Im Bescheid selbst hat der Antragsgegner ausgeführt, er habe in seine Entscheidung den Ablauf des bisherigen Verfahrens, die regelmäßigen Beschwerden von Anwohnern und die Erwiderungen der Antragstellerin einbezogen. Mithin liegt auch kein Ermessensdefizit vor. Vielmehr hat der Antragsgegner die öffentlichen Interessen an der Einhaltung der Wohn- und Nachtruhe dem Interesse der Antragstellerin am Belassen ihrer Hunde gegenübergestellt und den weit überwiegenden öffentlichen Interessen zutreffend den Vorzug gegeben. Dem Antragsgegner waren keine Umstände bekannt geworden oder von der Antragstellerin mitgeteilt worden, die eine grundsätzliche Änderung der Sachlage hätten annehmen lassen; eine derartige Änderung war insbesondere nach den Einlassungen der Antragstellerin, die – sinngemäß verstanden – etwaige von ihren Hunden ausgehende Belästigungen grundsätzlich in Abrede gestellt hat (z.B. mit der Behauptung, ihre Hunde seien von den Nachbarn oder Kindern gereizt worden), nicht zu erwarten.

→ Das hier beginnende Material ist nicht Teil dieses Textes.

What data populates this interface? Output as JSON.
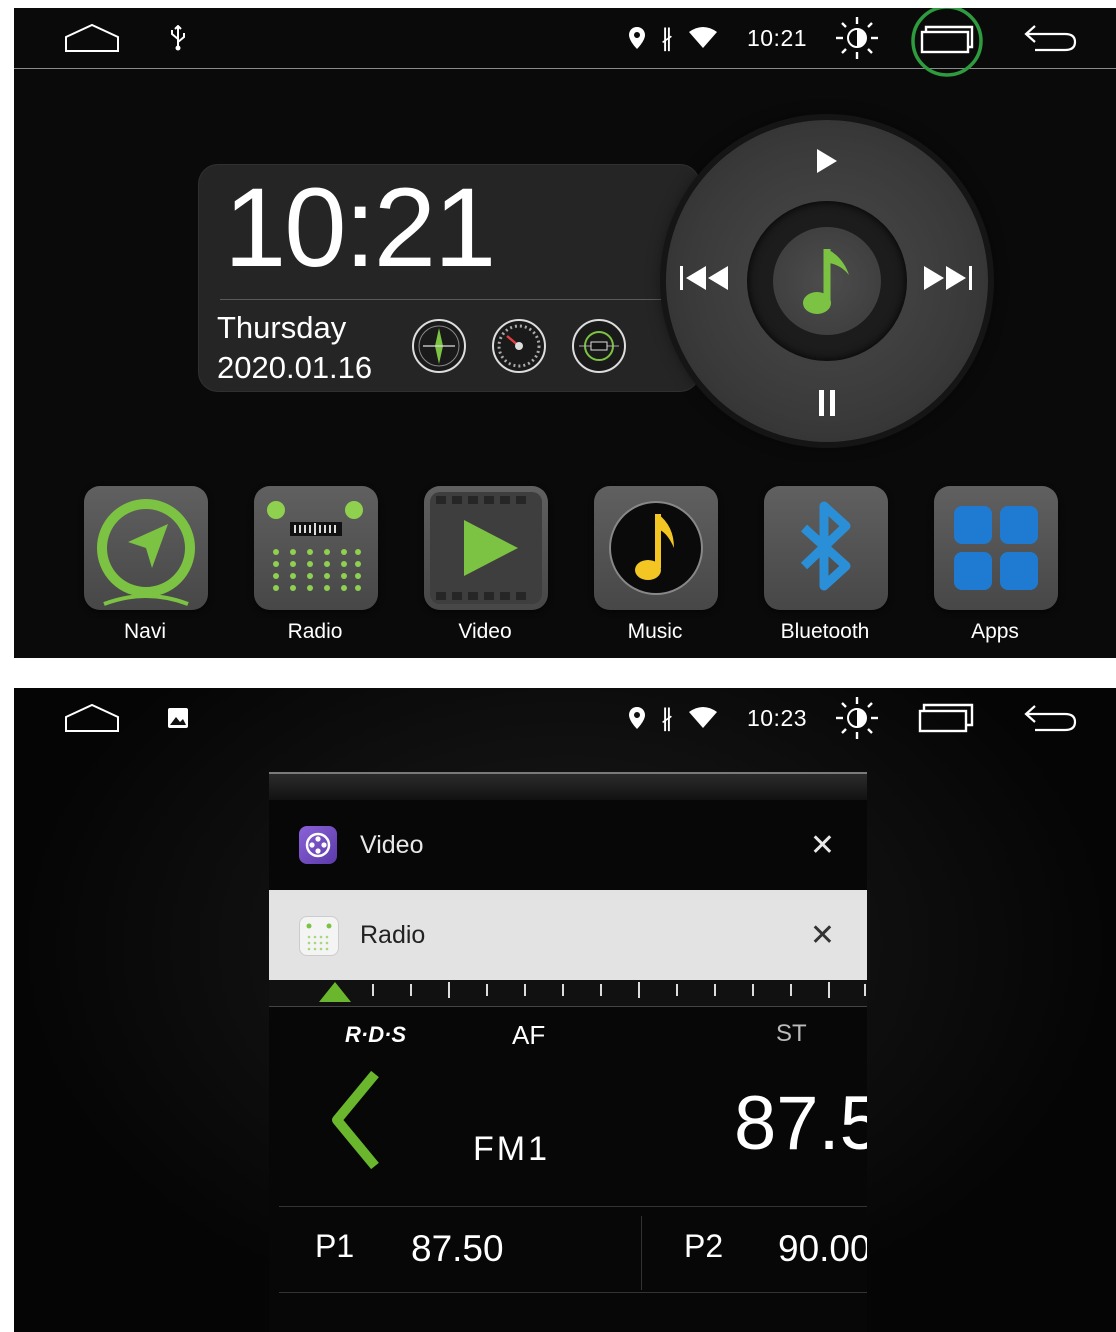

Die angeordnete Entfernung der Hunde vom Grundstück ist auch eine geeignete Maßnahme, einen den Anforderungen des § 3 Abs. 2 Satz 1 LImSchG entsprechenden Zustand wiederherzustellen.

Entgegen der Ansicht der Antragstellerin widerspricht die streitgegenständliche Verfügung nicht dem Grundsatz der Verhältnismäßigkeit, weil die Wohnruhe der Anwohner, welches durch das Gebell von mindestens zwei bis zu 10 Hunden beeinträchtigt wird, schützenswerter ist als das Interesse der Antragstellerin an der Hundehaltung auf ihrem Grundstück, zumal die „Besuchshunde“ noch nicht einmal in ihrem Eigentum stehen und somit fremde Hunde sind. Das Einschreiten des Antragsgegners nach langen Monaten des erfolglosen Zuwartens und unergiebigem Schriftwechsel mit der Antragstellerin bzw. deren Tochter erscheint nach alledem als ermessensgerecht. Auf eine „freiwillige“ Beseitigung der Zustände durch die Antragstellerin konnte und musste der Antragsgegner mit Blick auf das Verhalten der Antragstellerin – auch in der Vergangenheit – nicht mehr warten. Wenn die Antragstellerin in diesem Zusammenhang darauf verweist, als weniger einschneidende Maßnahme hätte der Antragsgegner die Durchsetzung der Ordnungsverfügung vom 02. November 2005 betreiben können, verkennt sie, dass der Antragsgegner diese Ordnungsverfügung nach Festsetzung eines Zwangsgeldes und Androhung der Ersatzvornahme durch die Antragstellerin als erfüllt angesehen hat. Die streitgegenständlichen Immissionen durch Hundegebell sind danach nicht die Folge eines behördlichen „Vollzugsdefizits“ sondern allein den aktuellen Versäumnissen der Antragstellerin anzulasten, die jedenfalls die Hunde, die nicht in ihrem Eigentum standen, nicht von ihrem Wohngrundstück entfernt hat. Diese muss sich – auch und gerade mit Blick auf die von ihr selbst gehaltenen Hunde – vielmehr fragen lassen, warum sie nicht von sich aus alle Vorkehrungen getroffen hat, um mehr als nur geringfügige Lärmbelastungen durch Hundegebell auszuschließen.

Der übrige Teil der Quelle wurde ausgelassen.